The attorneys general spearheading the legal challenge also submit that “no statute permits President Biden to unilaterally relieve millions of individuals from their obligation to pay loans they voluntarily assumed.”

Biden, however, has argued that he is able to unilaterally cancel student debt to mitigate the economic effects of the coronavirus pandemic.

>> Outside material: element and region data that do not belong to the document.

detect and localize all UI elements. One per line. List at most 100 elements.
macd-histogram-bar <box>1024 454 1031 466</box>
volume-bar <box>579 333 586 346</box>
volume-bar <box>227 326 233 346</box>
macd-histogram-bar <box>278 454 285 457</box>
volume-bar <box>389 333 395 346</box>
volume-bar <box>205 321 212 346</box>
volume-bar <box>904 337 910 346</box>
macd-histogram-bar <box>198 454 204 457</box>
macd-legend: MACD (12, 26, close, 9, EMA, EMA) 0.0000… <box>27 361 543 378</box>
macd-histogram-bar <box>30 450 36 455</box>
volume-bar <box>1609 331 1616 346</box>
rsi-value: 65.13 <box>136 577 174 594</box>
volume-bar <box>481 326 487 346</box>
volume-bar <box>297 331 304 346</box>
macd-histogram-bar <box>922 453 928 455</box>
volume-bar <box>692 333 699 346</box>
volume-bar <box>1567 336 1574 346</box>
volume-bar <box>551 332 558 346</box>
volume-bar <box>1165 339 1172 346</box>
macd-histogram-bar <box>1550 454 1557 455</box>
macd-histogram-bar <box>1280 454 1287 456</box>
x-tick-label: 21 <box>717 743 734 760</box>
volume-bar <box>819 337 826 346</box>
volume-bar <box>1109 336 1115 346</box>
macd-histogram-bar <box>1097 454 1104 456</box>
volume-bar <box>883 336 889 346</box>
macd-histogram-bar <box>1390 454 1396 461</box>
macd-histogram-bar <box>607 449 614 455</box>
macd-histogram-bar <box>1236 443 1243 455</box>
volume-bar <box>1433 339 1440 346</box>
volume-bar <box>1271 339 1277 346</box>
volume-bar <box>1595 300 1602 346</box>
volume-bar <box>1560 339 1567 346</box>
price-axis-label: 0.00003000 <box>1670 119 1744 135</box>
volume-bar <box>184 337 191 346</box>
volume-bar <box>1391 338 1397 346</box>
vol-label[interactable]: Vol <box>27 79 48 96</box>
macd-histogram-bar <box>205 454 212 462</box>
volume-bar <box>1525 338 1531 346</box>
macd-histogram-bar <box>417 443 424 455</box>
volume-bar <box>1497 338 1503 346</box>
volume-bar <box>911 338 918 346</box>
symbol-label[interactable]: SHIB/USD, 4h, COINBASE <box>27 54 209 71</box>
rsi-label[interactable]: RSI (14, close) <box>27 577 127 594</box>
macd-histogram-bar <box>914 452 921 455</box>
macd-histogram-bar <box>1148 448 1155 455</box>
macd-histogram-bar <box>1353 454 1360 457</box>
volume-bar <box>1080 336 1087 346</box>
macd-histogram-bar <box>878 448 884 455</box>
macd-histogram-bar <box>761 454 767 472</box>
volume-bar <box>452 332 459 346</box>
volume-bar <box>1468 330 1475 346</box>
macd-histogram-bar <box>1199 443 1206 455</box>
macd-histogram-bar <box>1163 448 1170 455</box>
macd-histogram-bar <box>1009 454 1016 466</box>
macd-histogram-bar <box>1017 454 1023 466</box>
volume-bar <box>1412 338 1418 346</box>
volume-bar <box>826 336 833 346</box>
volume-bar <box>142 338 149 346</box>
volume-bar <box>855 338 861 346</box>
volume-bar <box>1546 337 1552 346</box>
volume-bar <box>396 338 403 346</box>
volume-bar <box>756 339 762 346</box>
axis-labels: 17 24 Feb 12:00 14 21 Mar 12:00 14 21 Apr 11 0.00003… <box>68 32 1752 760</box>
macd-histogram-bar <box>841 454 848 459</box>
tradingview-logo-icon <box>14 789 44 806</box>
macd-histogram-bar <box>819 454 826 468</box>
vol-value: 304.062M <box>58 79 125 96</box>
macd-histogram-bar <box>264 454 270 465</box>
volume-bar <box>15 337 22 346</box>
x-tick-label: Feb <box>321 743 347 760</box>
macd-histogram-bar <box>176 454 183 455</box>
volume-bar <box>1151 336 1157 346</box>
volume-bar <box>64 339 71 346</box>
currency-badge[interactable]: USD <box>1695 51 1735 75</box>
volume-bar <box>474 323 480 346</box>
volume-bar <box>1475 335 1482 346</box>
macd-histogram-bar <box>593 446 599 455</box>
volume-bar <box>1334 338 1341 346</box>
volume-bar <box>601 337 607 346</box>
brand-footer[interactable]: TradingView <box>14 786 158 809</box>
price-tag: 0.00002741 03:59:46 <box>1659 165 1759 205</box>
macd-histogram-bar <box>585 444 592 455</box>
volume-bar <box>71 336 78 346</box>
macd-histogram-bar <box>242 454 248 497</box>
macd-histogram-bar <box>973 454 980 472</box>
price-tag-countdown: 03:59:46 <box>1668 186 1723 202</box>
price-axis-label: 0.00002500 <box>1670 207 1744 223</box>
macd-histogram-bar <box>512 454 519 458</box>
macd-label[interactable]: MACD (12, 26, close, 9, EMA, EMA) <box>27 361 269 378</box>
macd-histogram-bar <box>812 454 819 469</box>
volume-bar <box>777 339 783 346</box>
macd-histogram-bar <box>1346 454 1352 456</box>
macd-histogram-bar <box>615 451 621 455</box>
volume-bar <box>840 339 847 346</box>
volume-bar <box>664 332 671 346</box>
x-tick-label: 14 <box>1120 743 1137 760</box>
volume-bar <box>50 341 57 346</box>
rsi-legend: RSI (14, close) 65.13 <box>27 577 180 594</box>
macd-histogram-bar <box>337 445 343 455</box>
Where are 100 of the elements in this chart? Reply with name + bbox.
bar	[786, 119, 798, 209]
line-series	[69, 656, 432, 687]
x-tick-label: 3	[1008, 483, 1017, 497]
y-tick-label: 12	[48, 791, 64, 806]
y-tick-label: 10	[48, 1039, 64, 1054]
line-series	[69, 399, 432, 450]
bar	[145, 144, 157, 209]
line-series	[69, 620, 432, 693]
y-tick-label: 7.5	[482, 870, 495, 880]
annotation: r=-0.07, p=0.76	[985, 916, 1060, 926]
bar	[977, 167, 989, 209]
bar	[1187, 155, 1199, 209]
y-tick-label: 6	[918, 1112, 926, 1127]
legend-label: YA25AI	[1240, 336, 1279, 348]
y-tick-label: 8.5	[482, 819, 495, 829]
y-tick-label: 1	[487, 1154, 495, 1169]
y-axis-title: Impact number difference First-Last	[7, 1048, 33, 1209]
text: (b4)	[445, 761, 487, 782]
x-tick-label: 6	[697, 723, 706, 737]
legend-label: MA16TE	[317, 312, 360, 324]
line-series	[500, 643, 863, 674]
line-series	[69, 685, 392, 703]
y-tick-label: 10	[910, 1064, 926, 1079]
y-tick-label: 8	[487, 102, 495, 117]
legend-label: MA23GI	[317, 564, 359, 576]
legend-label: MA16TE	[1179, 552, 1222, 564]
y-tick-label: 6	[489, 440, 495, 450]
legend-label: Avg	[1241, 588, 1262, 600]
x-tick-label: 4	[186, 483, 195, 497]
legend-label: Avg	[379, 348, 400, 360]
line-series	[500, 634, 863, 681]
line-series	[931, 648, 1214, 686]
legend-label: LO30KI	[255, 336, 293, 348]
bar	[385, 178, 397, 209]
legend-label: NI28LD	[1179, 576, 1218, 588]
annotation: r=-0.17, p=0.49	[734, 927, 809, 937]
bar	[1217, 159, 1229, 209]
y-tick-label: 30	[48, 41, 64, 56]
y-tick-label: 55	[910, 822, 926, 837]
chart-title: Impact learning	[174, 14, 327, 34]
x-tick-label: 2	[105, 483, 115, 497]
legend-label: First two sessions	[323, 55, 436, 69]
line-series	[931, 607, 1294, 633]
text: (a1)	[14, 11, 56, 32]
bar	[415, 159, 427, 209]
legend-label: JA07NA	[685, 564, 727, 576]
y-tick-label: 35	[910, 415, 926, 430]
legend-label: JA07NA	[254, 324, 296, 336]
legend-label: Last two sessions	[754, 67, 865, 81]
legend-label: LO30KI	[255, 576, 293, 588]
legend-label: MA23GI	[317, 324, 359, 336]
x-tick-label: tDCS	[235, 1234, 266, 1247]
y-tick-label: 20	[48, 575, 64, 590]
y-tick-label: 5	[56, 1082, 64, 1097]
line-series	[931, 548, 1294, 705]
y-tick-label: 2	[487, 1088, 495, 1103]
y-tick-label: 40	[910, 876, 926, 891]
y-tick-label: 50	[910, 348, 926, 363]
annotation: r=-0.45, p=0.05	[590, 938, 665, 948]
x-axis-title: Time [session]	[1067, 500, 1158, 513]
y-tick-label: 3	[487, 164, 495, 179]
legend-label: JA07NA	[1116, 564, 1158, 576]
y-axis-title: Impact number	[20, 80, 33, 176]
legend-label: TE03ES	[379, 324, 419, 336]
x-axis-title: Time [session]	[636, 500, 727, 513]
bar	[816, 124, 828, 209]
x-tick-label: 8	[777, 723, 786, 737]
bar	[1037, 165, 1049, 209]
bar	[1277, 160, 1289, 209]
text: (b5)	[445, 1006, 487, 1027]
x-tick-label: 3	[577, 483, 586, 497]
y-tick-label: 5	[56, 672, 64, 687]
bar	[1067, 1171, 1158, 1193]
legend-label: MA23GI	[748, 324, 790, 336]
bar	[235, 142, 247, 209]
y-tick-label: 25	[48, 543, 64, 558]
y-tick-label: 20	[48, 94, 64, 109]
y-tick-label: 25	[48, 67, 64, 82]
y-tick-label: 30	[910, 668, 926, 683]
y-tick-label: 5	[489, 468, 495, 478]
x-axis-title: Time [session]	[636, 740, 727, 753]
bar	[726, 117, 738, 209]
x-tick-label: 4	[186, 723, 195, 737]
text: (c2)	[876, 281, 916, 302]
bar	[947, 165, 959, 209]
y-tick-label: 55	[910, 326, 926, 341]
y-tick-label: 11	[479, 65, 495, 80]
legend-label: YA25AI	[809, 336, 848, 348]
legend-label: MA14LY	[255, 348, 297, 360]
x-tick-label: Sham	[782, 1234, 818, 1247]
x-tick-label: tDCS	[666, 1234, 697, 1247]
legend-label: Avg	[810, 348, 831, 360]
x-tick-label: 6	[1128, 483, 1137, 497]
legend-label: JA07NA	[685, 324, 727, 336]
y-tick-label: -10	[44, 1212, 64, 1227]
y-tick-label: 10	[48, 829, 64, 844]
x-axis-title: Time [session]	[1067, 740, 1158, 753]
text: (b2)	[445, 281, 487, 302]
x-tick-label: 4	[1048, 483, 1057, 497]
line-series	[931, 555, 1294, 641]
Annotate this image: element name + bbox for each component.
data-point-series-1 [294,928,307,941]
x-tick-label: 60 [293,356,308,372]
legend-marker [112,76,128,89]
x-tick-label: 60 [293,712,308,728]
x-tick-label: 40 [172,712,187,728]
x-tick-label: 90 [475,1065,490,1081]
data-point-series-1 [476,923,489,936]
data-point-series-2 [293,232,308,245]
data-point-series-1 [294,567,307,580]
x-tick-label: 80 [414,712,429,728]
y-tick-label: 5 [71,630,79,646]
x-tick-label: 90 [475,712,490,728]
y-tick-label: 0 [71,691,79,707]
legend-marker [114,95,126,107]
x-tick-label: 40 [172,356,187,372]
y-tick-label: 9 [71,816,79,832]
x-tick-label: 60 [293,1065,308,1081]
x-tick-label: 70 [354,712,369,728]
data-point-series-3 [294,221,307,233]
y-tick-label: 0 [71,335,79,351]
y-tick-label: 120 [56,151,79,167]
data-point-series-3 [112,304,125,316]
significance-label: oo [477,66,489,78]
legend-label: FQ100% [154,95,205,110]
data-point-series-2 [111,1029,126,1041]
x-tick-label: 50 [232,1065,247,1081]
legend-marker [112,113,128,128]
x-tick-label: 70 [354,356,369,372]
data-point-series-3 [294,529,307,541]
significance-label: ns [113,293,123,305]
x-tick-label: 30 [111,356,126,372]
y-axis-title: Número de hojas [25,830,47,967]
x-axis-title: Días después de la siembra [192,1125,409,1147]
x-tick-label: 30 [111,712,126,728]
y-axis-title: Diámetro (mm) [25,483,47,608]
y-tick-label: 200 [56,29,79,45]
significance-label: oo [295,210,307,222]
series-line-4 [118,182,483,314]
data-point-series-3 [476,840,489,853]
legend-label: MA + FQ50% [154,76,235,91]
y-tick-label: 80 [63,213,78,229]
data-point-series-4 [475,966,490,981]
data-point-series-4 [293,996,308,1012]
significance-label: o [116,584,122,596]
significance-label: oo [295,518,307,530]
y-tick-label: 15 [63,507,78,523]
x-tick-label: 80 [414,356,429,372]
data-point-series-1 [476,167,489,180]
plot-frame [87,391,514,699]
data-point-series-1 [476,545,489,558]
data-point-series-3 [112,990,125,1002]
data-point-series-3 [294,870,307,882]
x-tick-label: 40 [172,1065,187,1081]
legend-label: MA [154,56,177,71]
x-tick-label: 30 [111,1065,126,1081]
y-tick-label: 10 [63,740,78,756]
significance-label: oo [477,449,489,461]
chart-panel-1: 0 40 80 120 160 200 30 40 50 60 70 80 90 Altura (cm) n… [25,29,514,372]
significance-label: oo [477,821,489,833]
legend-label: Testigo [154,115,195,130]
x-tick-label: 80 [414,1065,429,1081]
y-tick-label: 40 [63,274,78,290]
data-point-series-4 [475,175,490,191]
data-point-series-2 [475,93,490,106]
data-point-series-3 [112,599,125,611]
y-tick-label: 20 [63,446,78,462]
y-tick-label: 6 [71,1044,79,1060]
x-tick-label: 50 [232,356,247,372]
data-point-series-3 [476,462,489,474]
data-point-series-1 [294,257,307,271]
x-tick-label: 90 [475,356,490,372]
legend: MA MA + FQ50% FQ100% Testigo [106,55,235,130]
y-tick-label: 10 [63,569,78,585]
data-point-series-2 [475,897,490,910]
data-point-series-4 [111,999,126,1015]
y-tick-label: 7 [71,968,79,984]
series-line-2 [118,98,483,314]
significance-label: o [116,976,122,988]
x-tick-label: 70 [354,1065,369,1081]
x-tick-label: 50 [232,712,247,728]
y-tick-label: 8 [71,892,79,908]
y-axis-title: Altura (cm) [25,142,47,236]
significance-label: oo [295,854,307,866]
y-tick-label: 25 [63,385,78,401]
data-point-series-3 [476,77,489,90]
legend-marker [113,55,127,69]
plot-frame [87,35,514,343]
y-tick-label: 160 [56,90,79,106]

Specifically, writes National Review, a Department of Education memo released by his administration asserts that the HEROES Act,  which passed in 2003 and allows the secretary of education to provide student-debt relief “in connection with a war or other military operation or national emergency,” provides the legal basis for the cancellation.

But, National Review notes that the plaintiffs point out that Biden declared in a recent 60 Minutes interview that “the pandemic is over.”

The legal brief also adds:

“The [HEROES] Act requires ED [Education Department] to tailor any waiver or modification as necessary to address the actual financial harm suffered by a borrower due to the relevant military operation or emergency… This relief comes to every borrower regardless of whether her income rose or fell during the pandemic or whether she is in a better position today as to her student loans than before the pandemic.”

Moreover, they argue that the HEROES Act was designed to allow the secretary to provide relief in individual cases with proper justification.

The first lawsuit against Biden’s executive order came Tuesday from the Pacific Legal Foundation:

“The administration has created new problems for borrowers in at least six states that tax loan cancellation as income. People like Plaintiff Frank Garrison will actually be worse off because of the cancellation. Indeed, Mr. Garrison will face immediate tax liability from the state of Indiana because of the automatic cancellation of a portion of his debt,” wrote PLF in their own brief.

The state-led lawsuit was filed in a federal district court in Missouri, and asks that the court “temporarily restrain and preliminarily and permanently enjoin implementation and enforcement of the Mass Debt Cancellation,” and declare that it “violates the separation of powers established by the U.S. Constitution,” as well as the Administrative Procedure Act.